La Suisse plaide la cause des pays pauvres les plus endettés
A l’initiative de la Suisse et du Honduras, vingt pays classés parmi les plus pauvres et les plus endettés de la planète se sont retrouvés à Genève. Pour partager leurs problèmes. Et pour dire aussi aux pays riches leurs inquiétudes quant à leur avenir.
«Quinze à vingt pour cent de nos recettes fiscales sont consacrées au service de la dette», explique M.Bio Tchané, ministre béninois des finances, qui ajoute que son pays, depuis dix ans, essaie de mettre en chantier plusieurs programmes de lutte contre la pauvreté, mais que les moyens financiers font largement défaut. Tout simplement parce qu’il doit, comme une quarantaine d’autres pays, emprunter de l’argent pour rembourser les intérêts des emprunts passés.
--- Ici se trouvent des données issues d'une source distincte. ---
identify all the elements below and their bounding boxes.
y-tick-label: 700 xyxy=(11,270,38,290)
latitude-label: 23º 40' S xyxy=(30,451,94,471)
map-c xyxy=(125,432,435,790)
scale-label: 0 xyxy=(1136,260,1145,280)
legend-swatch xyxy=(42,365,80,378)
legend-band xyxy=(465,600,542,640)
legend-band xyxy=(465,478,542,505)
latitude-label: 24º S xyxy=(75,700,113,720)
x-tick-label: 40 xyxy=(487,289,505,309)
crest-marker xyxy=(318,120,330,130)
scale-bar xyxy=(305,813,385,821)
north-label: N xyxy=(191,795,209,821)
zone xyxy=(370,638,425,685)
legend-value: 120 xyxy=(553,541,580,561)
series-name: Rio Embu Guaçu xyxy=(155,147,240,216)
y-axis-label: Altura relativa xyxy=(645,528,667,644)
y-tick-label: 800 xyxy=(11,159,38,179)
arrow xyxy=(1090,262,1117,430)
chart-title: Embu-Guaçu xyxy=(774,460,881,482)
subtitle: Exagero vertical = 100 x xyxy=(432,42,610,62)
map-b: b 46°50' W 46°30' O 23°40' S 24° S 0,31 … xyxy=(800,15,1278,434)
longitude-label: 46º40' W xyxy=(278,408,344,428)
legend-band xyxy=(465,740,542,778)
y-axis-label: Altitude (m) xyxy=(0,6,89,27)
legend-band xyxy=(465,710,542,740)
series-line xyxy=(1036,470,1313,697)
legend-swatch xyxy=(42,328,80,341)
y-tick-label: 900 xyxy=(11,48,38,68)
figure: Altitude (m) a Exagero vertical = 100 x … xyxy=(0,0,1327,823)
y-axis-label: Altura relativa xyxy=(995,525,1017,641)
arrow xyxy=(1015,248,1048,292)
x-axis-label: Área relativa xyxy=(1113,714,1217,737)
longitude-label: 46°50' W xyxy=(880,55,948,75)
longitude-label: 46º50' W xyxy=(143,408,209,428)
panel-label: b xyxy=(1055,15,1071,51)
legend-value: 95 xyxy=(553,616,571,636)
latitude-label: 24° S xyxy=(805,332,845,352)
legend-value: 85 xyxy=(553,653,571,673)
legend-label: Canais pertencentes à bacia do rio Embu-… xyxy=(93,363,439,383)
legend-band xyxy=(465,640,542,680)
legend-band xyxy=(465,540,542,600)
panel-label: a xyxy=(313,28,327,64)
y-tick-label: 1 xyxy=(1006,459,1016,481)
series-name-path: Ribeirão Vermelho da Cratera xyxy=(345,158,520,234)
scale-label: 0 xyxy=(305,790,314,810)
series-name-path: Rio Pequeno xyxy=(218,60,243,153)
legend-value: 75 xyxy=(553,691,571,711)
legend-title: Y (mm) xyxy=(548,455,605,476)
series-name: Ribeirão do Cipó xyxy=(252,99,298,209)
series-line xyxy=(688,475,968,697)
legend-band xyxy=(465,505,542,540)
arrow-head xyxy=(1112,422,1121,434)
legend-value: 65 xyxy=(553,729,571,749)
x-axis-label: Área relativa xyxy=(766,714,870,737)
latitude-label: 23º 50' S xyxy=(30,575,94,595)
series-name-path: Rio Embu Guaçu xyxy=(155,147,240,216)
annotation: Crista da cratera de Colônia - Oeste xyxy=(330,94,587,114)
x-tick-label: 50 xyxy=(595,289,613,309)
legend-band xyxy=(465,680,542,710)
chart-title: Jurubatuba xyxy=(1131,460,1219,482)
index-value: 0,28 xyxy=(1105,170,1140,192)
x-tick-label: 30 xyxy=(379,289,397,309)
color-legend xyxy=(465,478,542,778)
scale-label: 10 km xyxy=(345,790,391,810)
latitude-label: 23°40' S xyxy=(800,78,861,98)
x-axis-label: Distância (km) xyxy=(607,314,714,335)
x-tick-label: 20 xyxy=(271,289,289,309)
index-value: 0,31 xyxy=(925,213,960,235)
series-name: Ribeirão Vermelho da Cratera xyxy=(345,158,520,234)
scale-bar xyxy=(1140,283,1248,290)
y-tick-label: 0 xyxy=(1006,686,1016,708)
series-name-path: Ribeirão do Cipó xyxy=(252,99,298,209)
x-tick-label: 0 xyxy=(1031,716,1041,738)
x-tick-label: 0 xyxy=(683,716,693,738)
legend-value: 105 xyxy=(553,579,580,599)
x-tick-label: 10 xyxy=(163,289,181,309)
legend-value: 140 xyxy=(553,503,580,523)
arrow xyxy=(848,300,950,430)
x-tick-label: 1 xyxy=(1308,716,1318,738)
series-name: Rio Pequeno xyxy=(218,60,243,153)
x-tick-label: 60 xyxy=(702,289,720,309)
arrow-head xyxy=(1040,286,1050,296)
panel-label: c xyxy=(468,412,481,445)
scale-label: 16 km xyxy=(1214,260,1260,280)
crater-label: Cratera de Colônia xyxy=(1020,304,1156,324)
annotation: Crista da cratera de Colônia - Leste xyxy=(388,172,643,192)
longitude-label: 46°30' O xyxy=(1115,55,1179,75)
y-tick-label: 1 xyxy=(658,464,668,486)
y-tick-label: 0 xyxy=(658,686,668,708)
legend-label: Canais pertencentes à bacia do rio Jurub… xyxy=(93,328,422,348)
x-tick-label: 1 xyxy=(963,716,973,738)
Cela fait longtemps, trop longtemps qu’on parle de ce cercle vicieux sans y trouver d’issue raisonnable. Les mécanismes traditionnels de rééchelonnement ou de réduction de dette n’y changent rien. Et le résultat, c’est que ce que l’on a baptisé «le fardeau de la dette», sans mesurer vraiment le poids qu’elle fait peser sur la vie quotidienne des gens, est l’un des plus grands obstacles à l’élimination de la pauvreté.
Le ministre suisse de l’économie, Pascal Couchepin, le soulignait à l’ouverture de cette rencontre. Le malheur, disait-il, c’est que parmi toutes les voix qui réclament ou proposent des solutions, «celle des pays bénéficiaires n’a pas encore été entendue». La réunion de Genève visait précisément à donner aux pays les plus concernés l’occasion d’exposer leurs points de vue, de démontrer leurs efforts et d’obtenir des réponses sur des questions tout à fait concrètes: comment bénéficier des nouvelles procédures d’allègement de dettes? à quel prix? avec quels résultats?
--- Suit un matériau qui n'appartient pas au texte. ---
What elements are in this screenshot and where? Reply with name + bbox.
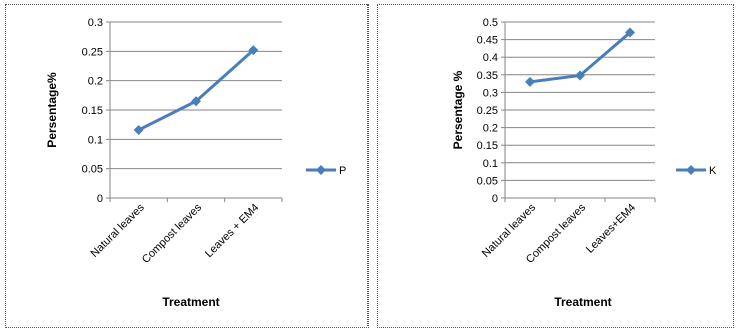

Pascal Couchepin définit clairement sa conception des choses. Premièrement, il serait tout à fait contreproductif de surcharger ces pays avec une longue liste de conditions. Il faut se concentrer sur un paquet limité de mesures-clés que l’on peut facilement contrôler. Deuxièmement, il faut que tout le monde fasse preuve de bonne volonté et se partage équitablement le coût de ces allègements de dettes.
C’est là que le bât blesse et inquiète les grands argentiers des pays endettés. Les grandes banques régionales, commente le ministre béninois, tardent à mettre de l’argent sur la table. La ministre des finances du Honduras, Mme Gabriela Nunez De Reyes, qui coprésidait la réunion, va plus loin. «Nos économies sont vulnérables, explique-t-elle. Nous avons aussi besoin d’une ouverture des marchés. Il ne sert à rien de résoudre nos problèmes de dettes si on ne nous laisse pas faire commerce à l’échelle mondiale.»
Que restera-t-il de ces prises de parole? «Le suivi a déjà commencé», répond l’autre coprésident de cette assemblée, le Suisse Laurent Guye. Les représentants de la Banque mondiale et du Fonds monétaire international étaient à Genève. Ils ont pu entendre les revendications de ces pays. Ils les transmettront à leurs conseils d’administration respectifs. Et les pays riches du G7 en seront informés lors de leur prochain sommet de juillet à Okinawa.